Portland police pursued the case for about six months before the federal government was contacted, she said.
She took safety and gun training courses.
After a trip to Gearhart in 2016, she decided to reshape her life. “I just thought, ‘What do I have to lose?’”
“A girlfriend invited me to her brother’s beach house in Gearhart, and my friend said, ‘You should buy the old Pop’s and turn it into a wine bar.’”
So she did, hoping the plan might be the “perfect out.” Just in case, she installed nine video cameras around the perimeter.
Her remaining friends have been a supportive group, helping her start a business that wasn’t what she was trained for or expecting.
“One of my friends from Lake Oswego got me up and running with the wine and beer part,” she said. “Others helped me learn ice cream, merchandising. New friends here in Gearhart have been really embracing of me and my family.”
Only after the story broke last week was Greenberg put on administrative leave. Greenberg is still tweeting from his Morgan Stanley account, Williams said.
She still suffers from “constant fear,” although “a little less” after the Times story.
Williams has hired Portland attorney Sean Riddell and is “exploring all my legal options at this point.”
The Oregon Coast remains her safe haven.
“Gearhart is my little getaway.
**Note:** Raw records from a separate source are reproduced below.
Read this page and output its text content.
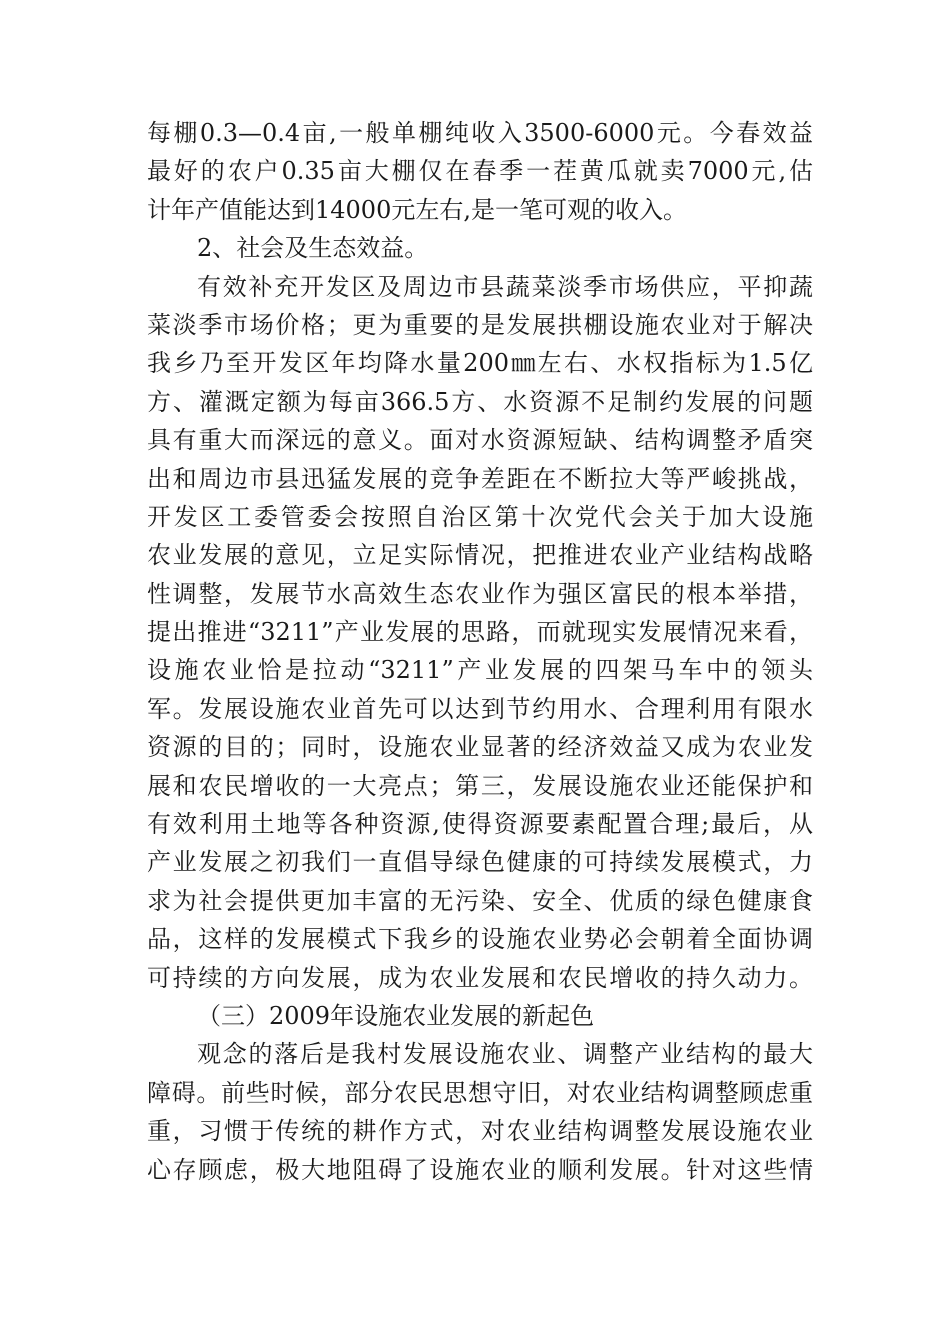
每棚0.3—0.4亩,一般单棚纯收入3500-6000元。今春效益
最好的农户0.35亩大棚仅在春季一茬黄瓜就卖7000元,估
计年产值能达到14000元左右,是一笔可观的收入。
2、社会及生态效益。
有效补充开发区及周边市县蔬菜淡季市场供应，平抑蔬
菜淡季市场价格；更为重要的是发展拱棚设施农业对于解决
我乡乃至开发区年均降水量200㎜左右、水权指标为1.5亿
方、灌溉定额为每亩366.5方、水资源不足制约发展的问题
具有重大而深远的意义。面对水资源短缺、结构调整矛盾突
出和周边市县迅猛发展的竞争差距在不断拉大等严峻挑战，
开发区工委管委会按照自治区第十次党代会关于加大设施
农业发展的意见，立足实际情况，把推进农业产业结构战略
性调整，发展节水高效生态农业作为强区富民的根本举措，
提出推进“3211”产业发展的思路，而就现实发展情况来看，
设施农业恰是拉动“3211”产业发展的四架马车中的领头
军。发展设施农业首先可以达到节约用水、合理利用有限水
资源的目的；同时，设施农业显著的经济效益又成为农业发
展和农民增收的一大亮点；第三，发展设施农业还能保护和
有效利用土地等各种资源,使得资源要素配置合理;最后，从
产业发展之初我们一直倡导绿色健康的可持续发展模式，力
求为社会提供更加丰富的无污染、安全、优质的绿色健康食
品，这样的发展模式下我乡的设施农业势必会朝着全面协调
可持续的方向发展，成为农业发展和农民增收的持久动力。
（三）2009年设施农业发展的新起色
观念的落后是我村发展设施农业、调整产业结构的最大
障碍。前些时候，部分农民思想守旧，对农业结构调整顾虑重
重，习惯于传统的耕作方式，对农业结构调整发展设施农业
心存顾虑，极大地阻碍了设施农业的顺利发展。针对这些情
Yesterday I walked the beach for two hours. It’s fun for me when kids come in (to the shop), and I have a distraction. The buzz in here is good and fun and I think that is a good thing for me.”
Requests for comment by The Daily Astorian to Morgan Stanley and Greenberg were not answered.
Morgan Stanley spokeswoman Christy Jockle told the Times: “We are committed to maintaining a safe and professional work environment and will take appropriate action based on the facts of the matter.”